No es raro entonces que, producto de esta tendencia que confunde lo que es aprender música y lo que es profundizar en un género o un estilo musical particular, puedan encontrarse profesores que en realidad sólo brinden un buen desempeño en sólo uno o algunos de ellos. Con frecuencia se asume, además, que saber tocar la guitarra en realidad es saber tocar folclore en la guitarra, ser profesor de batería en realidad es ser profesor de rock en la batería, etcétera. Quizás, y de manera característica y hasta podríamos decir sintomático de esto, el estereotipo más perjudicial para la educación de los alumnos sea aquel que considere inútil la enseñanza o el aprendizaje de la lectoescritura en géneros populares, como si la lectoescritura, paradójicamente, perjudicara la creatividad del alumno “limitándolos”.

Sería deseable superar definitivamente la vetusta dicotomía música popular – música clásica en la educación. Mientras más variado sea el repertorio y los géneros musicales que el docente ponga a disposición en el aula tendrá, por un lado, muchas más posibilidades de lograr variedad de ideas, y de alimentar una mayor diversidad de sensibilidades, por el otro. Creemos que el docente, en tanto sujeto formador de subjetividades, debe poder tener la libertad y la capacidad de elegir los materiales musicales sin ningún tipo de prejuicios, estereotipos, ni tabúes ya que de esta manera contribuirá a la formación de una sociedad más pluralista.
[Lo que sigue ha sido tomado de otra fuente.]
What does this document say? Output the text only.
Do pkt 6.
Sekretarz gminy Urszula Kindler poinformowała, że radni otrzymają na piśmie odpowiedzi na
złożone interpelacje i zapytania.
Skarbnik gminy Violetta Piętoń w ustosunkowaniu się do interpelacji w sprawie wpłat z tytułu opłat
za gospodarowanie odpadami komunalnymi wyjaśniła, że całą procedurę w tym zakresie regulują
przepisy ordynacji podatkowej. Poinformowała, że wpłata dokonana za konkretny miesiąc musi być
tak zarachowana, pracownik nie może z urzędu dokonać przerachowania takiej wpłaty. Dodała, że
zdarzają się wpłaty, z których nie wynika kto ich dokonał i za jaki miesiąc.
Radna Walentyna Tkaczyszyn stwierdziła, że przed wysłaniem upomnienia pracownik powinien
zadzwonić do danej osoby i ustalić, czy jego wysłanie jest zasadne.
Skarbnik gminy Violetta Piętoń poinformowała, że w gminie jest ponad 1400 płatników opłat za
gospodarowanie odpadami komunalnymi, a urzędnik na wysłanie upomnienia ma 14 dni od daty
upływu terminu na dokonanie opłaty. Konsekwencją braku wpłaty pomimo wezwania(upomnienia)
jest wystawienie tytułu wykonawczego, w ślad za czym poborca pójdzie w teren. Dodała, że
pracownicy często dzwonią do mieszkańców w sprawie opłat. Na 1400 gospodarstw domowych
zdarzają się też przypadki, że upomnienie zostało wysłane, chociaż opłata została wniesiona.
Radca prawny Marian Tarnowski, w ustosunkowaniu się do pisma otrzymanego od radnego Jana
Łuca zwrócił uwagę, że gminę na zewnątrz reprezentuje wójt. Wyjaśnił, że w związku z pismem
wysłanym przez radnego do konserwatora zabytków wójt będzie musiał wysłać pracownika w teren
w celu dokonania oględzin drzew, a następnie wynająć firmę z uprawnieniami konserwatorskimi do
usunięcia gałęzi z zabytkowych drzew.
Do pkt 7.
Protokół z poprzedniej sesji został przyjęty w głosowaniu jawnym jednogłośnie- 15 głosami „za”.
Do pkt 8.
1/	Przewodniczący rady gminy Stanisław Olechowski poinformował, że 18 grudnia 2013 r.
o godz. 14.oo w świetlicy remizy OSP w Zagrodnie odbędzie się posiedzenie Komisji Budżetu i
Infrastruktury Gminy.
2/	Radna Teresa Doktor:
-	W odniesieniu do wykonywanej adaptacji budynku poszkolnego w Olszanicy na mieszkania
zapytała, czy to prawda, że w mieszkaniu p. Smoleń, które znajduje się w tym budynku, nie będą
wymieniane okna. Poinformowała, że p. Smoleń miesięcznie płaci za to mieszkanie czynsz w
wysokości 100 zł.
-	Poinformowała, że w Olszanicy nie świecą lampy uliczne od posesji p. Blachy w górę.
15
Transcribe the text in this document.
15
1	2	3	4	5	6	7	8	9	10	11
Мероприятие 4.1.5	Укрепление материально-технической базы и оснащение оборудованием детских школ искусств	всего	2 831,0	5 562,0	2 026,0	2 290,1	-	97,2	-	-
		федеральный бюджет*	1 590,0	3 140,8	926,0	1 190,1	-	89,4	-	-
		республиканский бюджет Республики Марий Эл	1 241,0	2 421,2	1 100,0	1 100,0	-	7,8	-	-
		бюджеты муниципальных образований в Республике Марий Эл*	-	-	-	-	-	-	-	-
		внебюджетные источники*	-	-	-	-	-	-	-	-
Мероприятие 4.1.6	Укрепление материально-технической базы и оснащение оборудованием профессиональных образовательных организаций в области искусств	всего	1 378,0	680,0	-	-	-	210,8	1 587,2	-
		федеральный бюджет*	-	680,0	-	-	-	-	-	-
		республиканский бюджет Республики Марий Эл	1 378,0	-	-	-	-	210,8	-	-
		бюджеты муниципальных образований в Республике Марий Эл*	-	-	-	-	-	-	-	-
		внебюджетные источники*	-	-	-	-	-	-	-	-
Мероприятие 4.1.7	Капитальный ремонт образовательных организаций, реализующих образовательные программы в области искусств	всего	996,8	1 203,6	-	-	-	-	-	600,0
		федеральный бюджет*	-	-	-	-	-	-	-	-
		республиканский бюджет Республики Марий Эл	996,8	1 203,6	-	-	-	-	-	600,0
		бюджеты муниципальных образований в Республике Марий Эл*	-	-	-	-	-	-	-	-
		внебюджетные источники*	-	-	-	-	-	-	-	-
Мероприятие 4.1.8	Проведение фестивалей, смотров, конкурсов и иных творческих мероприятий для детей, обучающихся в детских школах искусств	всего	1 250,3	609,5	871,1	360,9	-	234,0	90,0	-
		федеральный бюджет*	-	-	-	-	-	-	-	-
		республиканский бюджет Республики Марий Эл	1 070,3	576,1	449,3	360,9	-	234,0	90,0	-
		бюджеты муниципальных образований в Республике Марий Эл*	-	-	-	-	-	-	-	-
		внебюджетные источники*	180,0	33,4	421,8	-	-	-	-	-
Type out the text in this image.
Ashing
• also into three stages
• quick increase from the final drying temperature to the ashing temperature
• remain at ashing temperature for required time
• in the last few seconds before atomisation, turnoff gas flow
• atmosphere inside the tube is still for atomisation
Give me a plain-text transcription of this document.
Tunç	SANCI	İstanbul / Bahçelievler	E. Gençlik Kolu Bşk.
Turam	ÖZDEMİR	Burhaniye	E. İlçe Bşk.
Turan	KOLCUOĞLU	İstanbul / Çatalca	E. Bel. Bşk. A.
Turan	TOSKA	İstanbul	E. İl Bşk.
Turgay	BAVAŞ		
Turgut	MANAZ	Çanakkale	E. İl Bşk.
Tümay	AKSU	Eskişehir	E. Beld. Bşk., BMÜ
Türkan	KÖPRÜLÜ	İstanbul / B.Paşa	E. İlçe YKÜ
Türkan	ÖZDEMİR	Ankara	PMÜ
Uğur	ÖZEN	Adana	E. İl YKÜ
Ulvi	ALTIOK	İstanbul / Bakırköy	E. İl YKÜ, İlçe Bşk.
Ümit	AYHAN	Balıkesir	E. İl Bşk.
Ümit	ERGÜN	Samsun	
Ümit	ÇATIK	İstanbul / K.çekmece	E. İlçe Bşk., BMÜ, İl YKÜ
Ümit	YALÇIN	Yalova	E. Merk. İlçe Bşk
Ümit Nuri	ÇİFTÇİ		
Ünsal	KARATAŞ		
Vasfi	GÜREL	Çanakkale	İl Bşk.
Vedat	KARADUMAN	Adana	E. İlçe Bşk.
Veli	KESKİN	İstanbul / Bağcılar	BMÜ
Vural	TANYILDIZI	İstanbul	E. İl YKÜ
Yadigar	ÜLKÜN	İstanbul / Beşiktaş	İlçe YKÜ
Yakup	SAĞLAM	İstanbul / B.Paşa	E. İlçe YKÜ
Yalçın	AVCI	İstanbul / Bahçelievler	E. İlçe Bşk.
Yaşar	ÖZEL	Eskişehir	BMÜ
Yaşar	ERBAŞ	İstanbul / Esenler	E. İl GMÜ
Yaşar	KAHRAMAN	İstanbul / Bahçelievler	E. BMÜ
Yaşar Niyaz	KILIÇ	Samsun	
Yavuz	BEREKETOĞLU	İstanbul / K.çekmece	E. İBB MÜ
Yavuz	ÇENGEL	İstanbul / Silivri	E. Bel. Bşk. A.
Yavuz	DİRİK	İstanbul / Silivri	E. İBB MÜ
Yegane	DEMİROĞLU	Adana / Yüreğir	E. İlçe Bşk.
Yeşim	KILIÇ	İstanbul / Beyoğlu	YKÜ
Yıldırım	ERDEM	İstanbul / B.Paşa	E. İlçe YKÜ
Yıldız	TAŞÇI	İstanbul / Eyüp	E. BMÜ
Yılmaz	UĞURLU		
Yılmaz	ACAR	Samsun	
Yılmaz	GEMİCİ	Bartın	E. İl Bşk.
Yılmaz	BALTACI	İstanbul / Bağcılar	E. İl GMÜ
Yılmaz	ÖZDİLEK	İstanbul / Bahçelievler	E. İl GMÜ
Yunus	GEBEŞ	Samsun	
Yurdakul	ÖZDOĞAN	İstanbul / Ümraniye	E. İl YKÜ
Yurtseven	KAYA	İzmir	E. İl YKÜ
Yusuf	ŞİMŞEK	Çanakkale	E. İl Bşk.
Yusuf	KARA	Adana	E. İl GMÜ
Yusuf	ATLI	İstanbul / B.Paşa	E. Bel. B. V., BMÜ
[1] Empleamos aquí intencionalmente los términos “Popular” y “Clásica” tal como se los denomina coloquialmente dado que lo impreciso de estas denominaciones son denotativas de la ignorancia con que muchas veces son utilizados.

[2] Para más detalles: SWANWICK, Keith. Música, pensamiento y educación. Madrid, Ediciones Morata, 1998. Capítulo VII: La educación musical en una sociedad pluralista.